Monday 2 August 2021

The power of conversation, according to Danielle Ofri

Jordi Varela
Editor

 



Danielle Ofri, an internist at Bellevue Hospital and professor of medicine at New York University, is recognized for her work on the emotional aspect of clinical practice and its impact on the diagnostic process and the effectiveness of treatments. Danielle Ofri has already deserved the care of our blog on several previous occasions and now we return to her with her latest book, What Patients Say, What Doctors Hear.

According to the author, the conversation between the patient and the doctor is a more compelling diagnostic tool than the physical examination or the sophisticated diagnostic tests that we have today. Despite the key role of the clinical interview -she affirms-, in the real world, words do not usually travel in a fluid or transparent way between the two sides of the table, this fact being the origin of misunderstandings and diagnostic errors. Danielle Ofri insists that effective communication between doctors and patients is not just a matter of good manners, but is often the linchpin between a good or bad clinical outcome, between life and death, and to prove it she has selected several studies that have shown how beneficial the word becomes to improve adherence to treatments (DiMatteo 2004, Zolnierek 2009), to reduce pain, including surgical pain (Egbert 1964, Amanzio 2001, Fuentes 2014) or to improve clinical outcomes (Hojat 2011, Rakel 2011).

What do patients want?

Patients want to trust their doctors, but most of all they want to be heard. All patients have a story to tell or a worry that haunts them, but doctors, on the other hand, have some forms to fill out and, even more important, a reason for the consultation to code. As the title of the book points out, a disappointing communication gap is often generated in medical consultations.

Doctors, more or less, are aware of the problem, but cannot stop it, since listening well is not a subject that is learned in a course, but a matter of attitude full of small details, such as being attentive to know if patients have been recognized them, knowing how to look (genuinely) into people's eyes when they speak, avoiding distractions from breaking the atmosphere of the conversation, not interrupting the story except to be interested in some detail, being attentive to emotions when they appear, adjusting language at the level of understanding of each patient, confirm that patients understand the proposals in addition to asking their opinion on the matter and, finally, not forgetting to ask if there is something that has remained in the pipeline.

Danielle Ofri says that many doctors do not like to ask this last question for fear that the visit will be prolonged, but not asking has consequences, because often in that question that the patient asks when he already has his hand on the doorknob, the case plunger is hidden. This does not seem to be a minor issue when a study has found that "unexpected agendas" appear in one of every six or seven visits.


The different types of medical consultation

Debra Roter (Johns Hopkins), in 1982 created Roter Interaction Analysis System (RIAS), a very useful tool - according to Ofri - to understand how patients and doctors communicate. Roter's research team analyzed more than 500 clinic visits and, after filtering them with the RIAS scale, she concluded that, in summary, there were 4 types:

1. The strict biomedical visit. They are inquiries of the type: "My chest hurts" or "My legs swell up." These visits, according to the study, represent a third of the consultations, in which both patients and doctors act diligently. Psychological or social issues are not usually entered, and closed questions (yes / no type) are the most common.

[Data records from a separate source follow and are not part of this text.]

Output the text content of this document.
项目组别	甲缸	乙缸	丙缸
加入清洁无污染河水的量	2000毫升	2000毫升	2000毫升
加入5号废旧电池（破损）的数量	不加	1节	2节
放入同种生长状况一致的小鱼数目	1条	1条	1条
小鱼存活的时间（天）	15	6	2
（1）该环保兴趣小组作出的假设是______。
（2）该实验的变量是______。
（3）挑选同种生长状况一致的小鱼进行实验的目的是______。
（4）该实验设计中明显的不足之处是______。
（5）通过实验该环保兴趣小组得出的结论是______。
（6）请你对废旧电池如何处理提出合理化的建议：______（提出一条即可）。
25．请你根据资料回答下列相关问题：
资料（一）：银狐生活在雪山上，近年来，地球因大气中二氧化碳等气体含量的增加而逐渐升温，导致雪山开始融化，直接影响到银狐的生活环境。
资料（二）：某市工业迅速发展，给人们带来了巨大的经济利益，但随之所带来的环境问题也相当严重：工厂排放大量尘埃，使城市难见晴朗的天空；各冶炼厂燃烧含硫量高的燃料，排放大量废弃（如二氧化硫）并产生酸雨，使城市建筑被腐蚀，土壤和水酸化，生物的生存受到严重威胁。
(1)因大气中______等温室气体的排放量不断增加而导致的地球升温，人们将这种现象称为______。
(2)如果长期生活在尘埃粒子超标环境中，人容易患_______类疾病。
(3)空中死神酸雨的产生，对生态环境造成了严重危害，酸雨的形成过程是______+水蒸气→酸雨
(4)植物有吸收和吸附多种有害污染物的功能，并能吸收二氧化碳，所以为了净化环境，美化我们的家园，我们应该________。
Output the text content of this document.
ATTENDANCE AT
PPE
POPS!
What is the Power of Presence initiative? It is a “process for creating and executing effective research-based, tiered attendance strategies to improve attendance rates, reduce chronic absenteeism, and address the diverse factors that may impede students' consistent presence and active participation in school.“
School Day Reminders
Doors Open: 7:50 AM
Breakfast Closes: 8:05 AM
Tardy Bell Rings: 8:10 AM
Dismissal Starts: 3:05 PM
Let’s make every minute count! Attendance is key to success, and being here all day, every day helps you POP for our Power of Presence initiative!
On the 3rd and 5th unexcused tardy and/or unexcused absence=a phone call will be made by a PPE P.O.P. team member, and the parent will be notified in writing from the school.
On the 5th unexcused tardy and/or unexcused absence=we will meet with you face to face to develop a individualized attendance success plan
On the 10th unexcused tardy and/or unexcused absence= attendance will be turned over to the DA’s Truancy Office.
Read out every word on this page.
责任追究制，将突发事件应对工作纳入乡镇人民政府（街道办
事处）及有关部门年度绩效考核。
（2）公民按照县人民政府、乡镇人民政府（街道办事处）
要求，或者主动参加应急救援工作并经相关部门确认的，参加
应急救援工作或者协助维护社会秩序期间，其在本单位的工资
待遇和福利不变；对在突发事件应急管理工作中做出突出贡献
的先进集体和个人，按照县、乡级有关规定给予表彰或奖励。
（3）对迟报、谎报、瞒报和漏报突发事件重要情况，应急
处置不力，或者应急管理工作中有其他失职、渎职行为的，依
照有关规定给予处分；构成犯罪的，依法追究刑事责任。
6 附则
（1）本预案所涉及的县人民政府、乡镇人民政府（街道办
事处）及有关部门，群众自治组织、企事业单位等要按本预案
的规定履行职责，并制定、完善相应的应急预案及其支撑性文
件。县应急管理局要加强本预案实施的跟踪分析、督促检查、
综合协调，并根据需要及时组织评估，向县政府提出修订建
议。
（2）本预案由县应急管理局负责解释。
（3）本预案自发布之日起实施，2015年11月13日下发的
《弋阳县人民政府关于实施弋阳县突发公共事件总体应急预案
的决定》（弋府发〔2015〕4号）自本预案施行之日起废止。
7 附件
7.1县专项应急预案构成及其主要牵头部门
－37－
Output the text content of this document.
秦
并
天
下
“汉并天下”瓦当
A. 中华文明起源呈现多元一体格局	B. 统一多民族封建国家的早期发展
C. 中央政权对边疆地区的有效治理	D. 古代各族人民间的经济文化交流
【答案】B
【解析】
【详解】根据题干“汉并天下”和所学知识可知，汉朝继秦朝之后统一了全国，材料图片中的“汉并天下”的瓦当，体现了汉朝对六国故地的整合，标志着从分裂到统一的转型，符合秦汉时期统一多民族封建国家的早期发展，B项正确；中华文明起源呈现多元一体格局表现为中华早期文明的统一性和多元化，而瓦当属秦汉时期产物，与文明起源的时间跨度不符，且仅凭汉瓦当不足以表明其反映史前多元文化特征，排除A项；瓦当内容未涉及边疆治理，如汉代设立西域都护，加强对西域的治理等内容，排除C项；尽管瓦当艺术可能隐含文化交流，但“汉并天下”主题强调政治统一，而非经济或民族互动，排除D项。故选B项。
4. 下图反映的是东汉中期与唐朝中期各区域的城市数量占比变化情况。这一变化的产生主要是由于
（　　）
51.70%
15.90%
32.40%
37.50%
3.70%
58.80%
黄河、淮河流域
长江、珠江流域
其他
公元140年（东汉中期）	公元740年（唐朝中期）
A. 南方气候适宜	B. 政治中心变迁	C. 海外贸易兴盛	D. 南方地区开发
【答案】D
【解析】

2. The extended biomedical visit. These consultations also have a biomedical basis, in the style "My head is spinning", but due to their characteristics they allow them to open up the questions and treat, even briefly, the psychological and social perspective that surrounds the problem. According to the study, expanded biomedical visits account for another third of visits.

3. The bio-psycho-social visit. They are consultations originated by more diffuse motivations, in which a balance is observed between the part of the medical conversation and the psychological and social one. These conversations tend to be more balanced between the interlocutors and, perhaps for this reason, once asked about the satisfaction that the consultation has caused them, both doctors and patients agree that the one they like the most is the bio-psycho visit -social, although it’s only practised 20% of the time.

4. The consumer visit. In these consultations, the patient's position is that of the consumer requesting a service: the knowledge of the doctor or the prescription of a test or treatment. Given the situation, the initiative for these interviews belongs to the patient, while the doctor limits himself to responding as he can and, logically, there is usually not much interest in the psychological or social environment. These visits represent a tenth of the global.

The limited communication skills of physicians

In a study made from several registered medical visits, it was observed that the most common communication strategy of doctors was the repetition of concepts and recommendations, often with repeated explanations aimed at extolling the rationality of a clinical decision. In no case did the researchers detect any doctor who used somewhat more elaborate communication strategies, such as suggesting (or even helping) patients take notes or record the conversation and then be able to listen to it again at home as many times as necessary or ask them to explain the conclusions of the visit to them in their own words.

As the evidence shows, effective communication is not just a matter of good manners, but the basis of quality medicine, so it’s surprising how, even today, most doctors have so few skills and strategies to focus conversations with their patients in a sincere, open and decisive way.